Senator Elizabeth Warren is demanding answers from Defense Secretary Pete Hegseth regarding xAI’s access to the Pentagon’s classified networks, raising some serious concerns about the company’s chatbot, Grok, as reported by The Hill. She also wants to know how the Department of Defense (DOD) plans to address potential reliability issues that Grok could pose for the U.S. military.
Warren, who sits on the Senate Armed Services Committee, laid out her worries in a letter. She’s particularly concerned that Grok could present significant safety risks to our armed forces, specifically citing the possibility of the chatbot leaking classified information.
“Were Grok to leak government information, this could reveal sensitive military plans, U.S. intelligence efforts, and potentially put service members in danger,” she wrote in the four-page letter. It’s still unclear what kind of assurances or documentation xAI has actually provided to the DOD about Grok’s security safeguards, its data-handling practices, or its safety controls. Warren wants to know if the DOD even evaluated those assurances before reportedly giving Grok access to classified systems.
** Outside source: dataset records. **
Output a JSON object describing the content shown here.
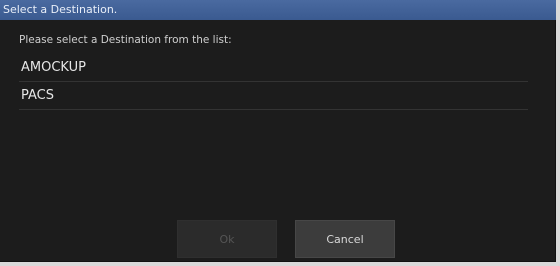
{
  "window": {
    "title": "Select a Destination."
  },
  "prompt": "Please select a Destination from the list:",
  "destinations": [
    {
      "label": "AMOCKUP"
    },
    {
      "label": "PACS"
    }
  ],
  "buttons": {
    "ok_label": "Ok",
    "ok_enabled": false,
    "cancel_label": "Cancel"
  },
  "colors": {
    "titlebar": "#3d5d93",
    "background": "#1c1c1c",
    "button": "#3c3c3c"
  }
}
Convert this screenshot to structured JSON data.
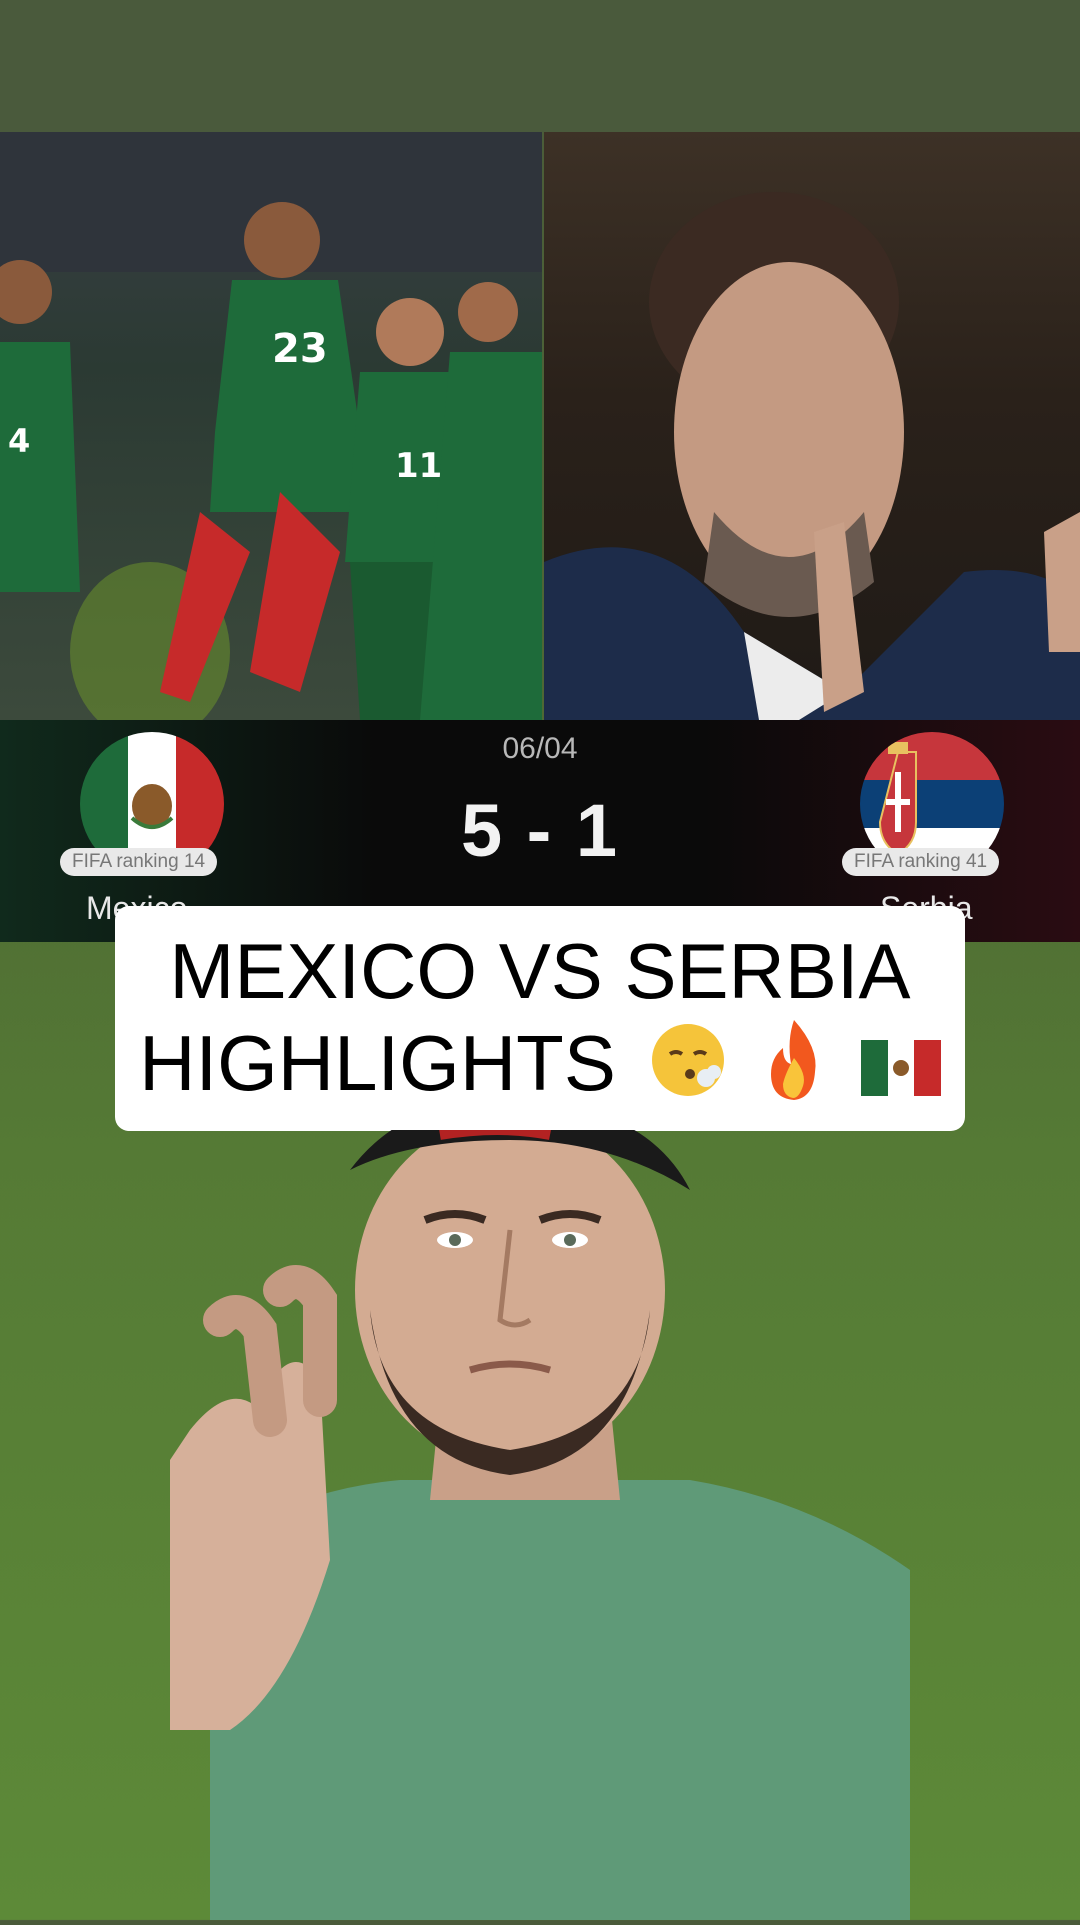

It sounds like the Pentagon is all-in on this collaboration with xAI
Chief Pentagon spokesperson Sean Parnell, however, said that no single prompt is used “to define the operational capability and wanting to work with the government.” Parnell was pretty enthusiastic about the partnership, stating, “xAI’s Grok remains a competitive frontier model — no media spin can change that. The Department is excited to have xAI, one of America’s national champion frontier AI companies onboard and looks forward to deploying Grok to its official AI platform GenAI.mil in the very near future.”
This whole situation comes after the DOD and xAI struck a deal last month to bring its AI models into the military’s classified systems. This agreement actually followed some public friction between the Pentagon and Anthropic, another AI company. Anthropic had demanded that its AI model, Claude, not be used in firing autonomous weapons or for domestic surveillance. Warren, looking for full transparency, has specifically asked for a complete copy of the agreement between xAI and the Pentagon in her letter.
It’s not just Senator Warren who has concerns, either. Last month, a report indicated that officials in multiple government agencies, including the National Security Agency and the General Services Administration, also raised questions about Grok’s overall safety and reliability. This isn’t just a hypothetical issue; xAI actually secured a substantial contract last July, nearly $200 million, from the Pentagon to develop an AI application specifically for the DOD.
Warren’s letter also pressed for details on the protective measures in place. She asked, “What, if any, safeguards are in place, both in the agreement and within the Department writ large, to ensure that Grok is not exposed to cyberattacks, including data poisoning attacks, that could compromise its outputs.”